Yesterday in class, we were getting nowhere with lecture. We were discussing psychological disorders, and each time the instructor would even mention the name of a disorder, several hands would go up and mouths would start moving. I was trying to keep myself calm when "I mean" girl started talking. I looked over at Danielle and we gave each other that, "I'm going to go crazy" look. As soon as "I mean" girl was done talking, one of the "I was just going to say" girls raised her hand, and as soon as she finished her intro, one of the snorters snorted really loud. I looked over at Danielle again and we both just started laughing. I felt really bad, but we could not control ourselves anymore. We were both holding our breath and turning purple trying to hold it in, but you reach that snapping point where you can no longer keep it to yourself. Our classmates had turned themselves into an orchestra. "I mean I mean I mean..." "I was just going to say, just going to say, just going to say..." Snort! Time to leave and go to the penny slots.

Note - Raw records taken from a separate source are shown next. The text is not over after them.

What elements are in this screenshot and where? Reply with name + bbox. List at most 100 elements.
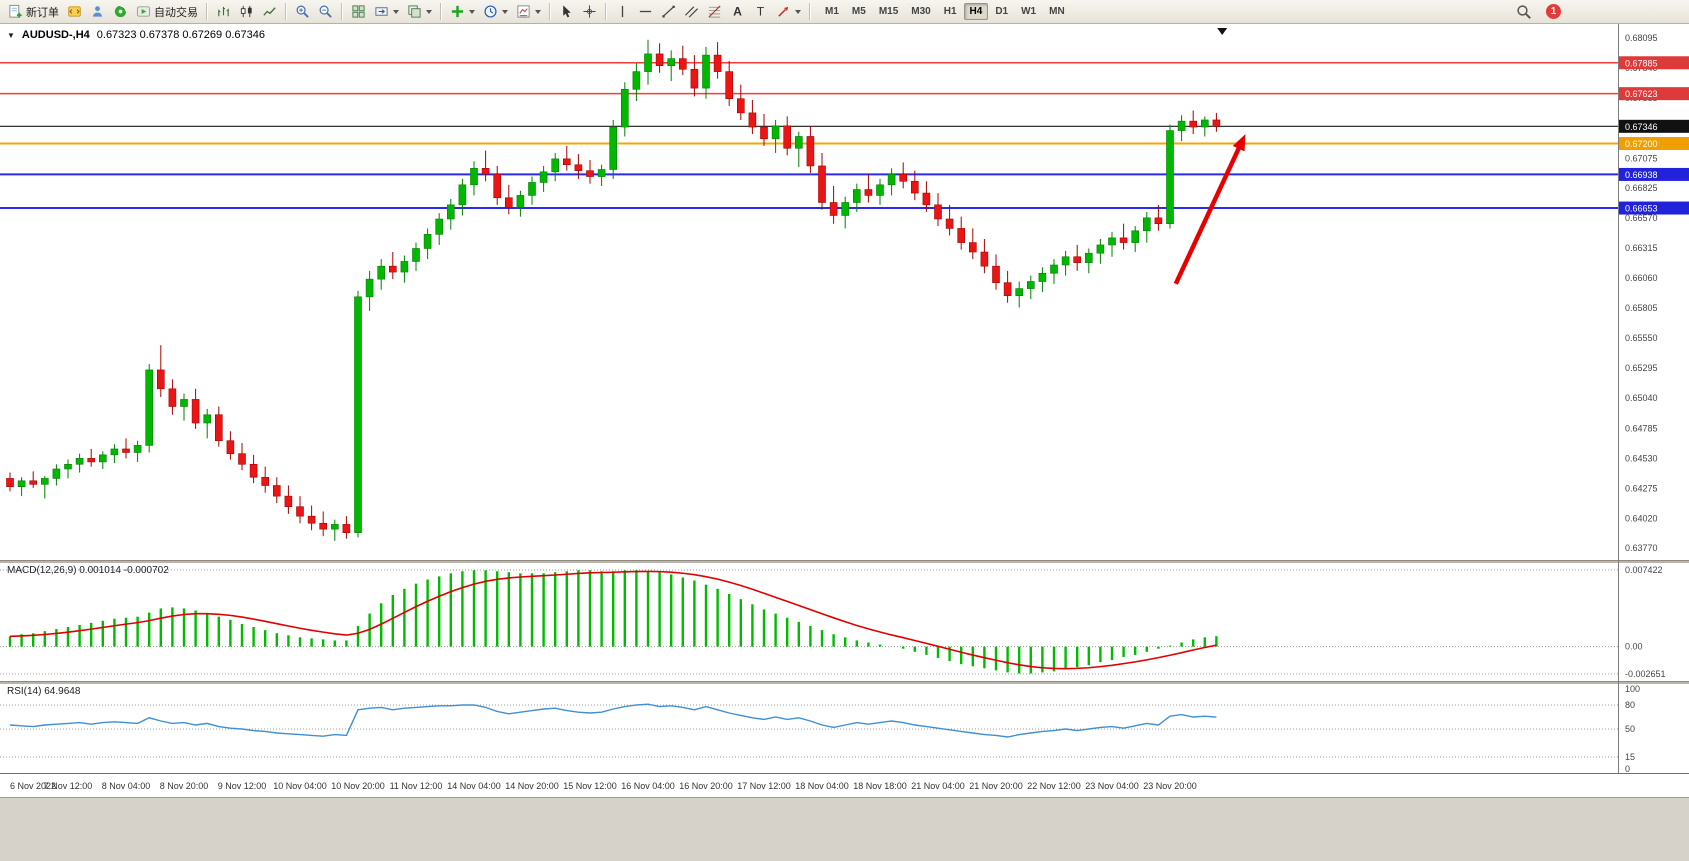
period-button[interactable] (479, 1, 512, 23)
timeframe-button-m15[interactable]: M15 (878, 6, 899, 17)
symbol-title: AUDUSD-,H4 (21, 29, 90, 41)
crosshair-button[interactable] (578, 1, 601, 23)
time-axis-label: 23 Nov 04:00 (1085, 781, 1139, 791)
notification-badge[interactable]: 1 (1546, 4, 1561, 19)
time-axis-label: 6 Nov 2022 (10, 781, 57, 791)
candle-body (783, 125, 792, 149)
vertical-line-button[interactable] (611, 1, 634, 23)
timeframe-button-h1[interactable]: H1 (943, 6, 957, 17)
template-button[interactable] (512, 1, 545, 23)
candle-body (829, 202, 838, 216)
toolbar: 新订单 自动交易 (0, 0, 1689, 24)
time-axis[interactable]: 6 Nov 2022 7 Nov 12:00 8 Nov 04:00 8 Nov 20… (0, 774, 1689, 797)
candle-body (899, 173, 908, 182)
channel-button[interactable] (680, 1, 703, 23)
candle-body (1061, 256, 1070, 266)
dropdown-caret[interactable] (795, 9, 801, 14)
candle-body (470, 168, 478, 186)
timeframe-button-m5[interactable]: M5 (851, 6, 866, 17)
label-tool-button[interactable]: T (749, 1, 772, 23)
panel-splitter[interactable] (0, 560, 1689, 563)
horizontal-line-icon (639, 10, 652, 13)
community-button[interactable] (109, 1, 132, 23)
timeframe-button-d1[interactable]: D1 (995, 6, 1009, 17)
cursor-button[interactable] (555, 1, 578, 23)
svg-text:0.68095: 0.68095 (1625, 33, 1658, 43)
candle-body (377, 265, 386, 280)
timeframe-button-m30[interactable]: M30 (911, 6, 931, 17)
candle-body (238, 453, 246, 465)
metaeditor-button[interactable] (63, 1, 86, 23)
tile-windows-icon (352, 5, 365, 18)
candle-body (876, 184, 884, 196)
macd-panel[interactable]: 0.007422 0.00 -0.002651 (0, 562, 1689, 681)
candle-body (702, 54, 710, 89)
candle-body (157, 369, 165, 390)
objects-group: A T (611, 1, 805, 23)
candle-body (284, 495, 293, 508)
search-icon[interactable] (1516, 4, 1532, 20)
toolbar-separator (605, 3, 607, 20)
candle-body (400, 261, 409, 273)
trendline-button[interactable] (657, 1, 680, 23)
price-badge-0.67200 (1619, 137, 1689, 151)
symbol-collapse-icon[interactable]: ▼ (7, 30, 15, 40)
chart-shift-button[interactable] (403, 1, 436, 23)
candle-body (504, 197, 513, 208)
main-price-chart[interactable]: 0.680950.678400.675850.673300.670750.668… (0, 24, 1689, 560)
candle-body (980, 251, 989, 267)
zoom-out-button[interactable] (314, 1, 337, 23)
candle-body (1154, 217, 1163, 225)
candle-body (17, 480, 26, 487)
text-tool-button[interactable]: A (726, 1, 749, 23)
time-axis-label: 14 Nov 20:00 (505, 781, 559, 791)
profile-button[interactable] (86, 1, 109, 23)
label-tool-icon: T (757, 5, 765, 19)
timeframe-button-mn[interactable]: MN (1049, 6, 1065, 17)
candle-body (87, 458, 95, 463)
new-order-icon (9, 4, 22, 18)
candle-body (99, 454, 107, 463)
dropdown-caret[interactable] (535, 9, 541, 14)
svg-text:0.67075: 0.67075 (1625, 153, 1658, 163)
add-indicator-button[interactable] (446, 1, 479, 23)
autotrading-button[interactable]: 自动交易 (132, 1, 202, 23)
timeframe-button-h4[interactable]: H4 (963, 3, 989, 20)
candlestick-chart-button[interactable] (235, 1, 258, 23)
timeframe-button-m1[interactable]: M1 (825, 6, 839, 17)
svg-text:0.65550: 0.65550 (1625, 333, 1658, 343)
candle-body (307, 515, 316, 524)
svg-text:0.66825: 0.66825 (1625, 183, 1658, 193)
dropdown-caret[interactable] (469, 9, 475, 14)
zoom-in-button[interactable] (291, 1, 314, 23)
timeframe-button-w1[interactable]: W1 (1021, 6, 1037, 17)
candle-body (29, 480, 38, 485)
dropdown-caret[interactable] (393, 9, 399, 14)
trend-arrow-annotation[interactable] (1173, 134, 1246, 285)
line-chart-button[interactable] (258, 1, 281, 23)
svg-text:0.66315: 0.66315 (1625, 243, 1658, 253)
candle-body (934, 204, 942, 220)
candle-body (1119, 237, 1128, 243)
new-order-button[interactable]: 新订单 (4, 1, 63, 23)
fibonacci-button[interactable] (703, 1, 726, 23)
panel-splitter[interactable] (0, 681, 1689, 684)
tile-windows-button[interactable] (347, 1, 370, 23)
candle-body (458, 184, 467, 206)
bar-chart-icon (218, 6, 229, 17)
horizontal-line-button[interactable] (634, 1, 657, 23)
svg-text:0.66653: 0.66653 (1625, 204, 1658, 214)
dropdown-caret[interactable] (502, 9, 508, 14)
template-icon (517, 5, 530, 18)
level-lines (0, 62, 1618, 210)
auto-scroll-button[interactable] (370, 1, 403, 23)
bar-chart-button[interactable] (212, 1, 235, 23)
candle-body (690, 68, 699, 89)
candle-body (133, 445, 142, 453)
rsi-panel[interactable]: 100 80 50 15 0 (0, 683, 1689, 773)
dropdown-caret[interactable] (426, 9, 432, 14)
chart-shift-marker[interactable] (1217, 28, 1228, 35)
arrows-tool-button[interactable] (772, 1, 805, 23)
svg-text:0.007422: 0.007422 (1625, 565, 1663, 575)
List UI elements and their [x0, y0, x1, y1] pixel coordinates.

Reasons to have a student nurse
1. You will get more attention than you ever thought possible while at a hospital.
2. Everything about you will be fascinating. A nurse who has been on the job for twenty years has seen it all. That five inch gash on your leg? That's nothing. But to a student, that paper cut on your pinkie looks pretty bad, and will get the attention it deserves.
3. Now that they have so many laparoscopic surgeries, you won't have many wounds to show off to your friends to get sympathy once you are out of the hospital. Let a student nurse start an IV on you and you will have a huge battle-wound bruise for two full weeks.
4. You will get to laugh. A lot.
5. Everything will be quadruple checked. The paranoid and nervous student will check each medication three times, and her instructor will check it at least once more.
6. Student nurses are more fun. When an experienced nurse is about to give you an injection and you scream "Ouch," she will give you a funny look or call psych for an evaluation. The nervous student nurse will jump and probably scream too. Which one would be more entertaining for you?
Things my psych patients have taught me
~ It is not funny to tell your psychologist that you want to kill your boss.
~ Psych nurses do not have a good sense of humor when it comes to April Fool's Day jokes. Putting a glass of water on top of the door and having it fall on your nurse will get you a day of lockup (but you will be the coolest kid on the unit).
~ You should not attempt to breastfeed with a straw.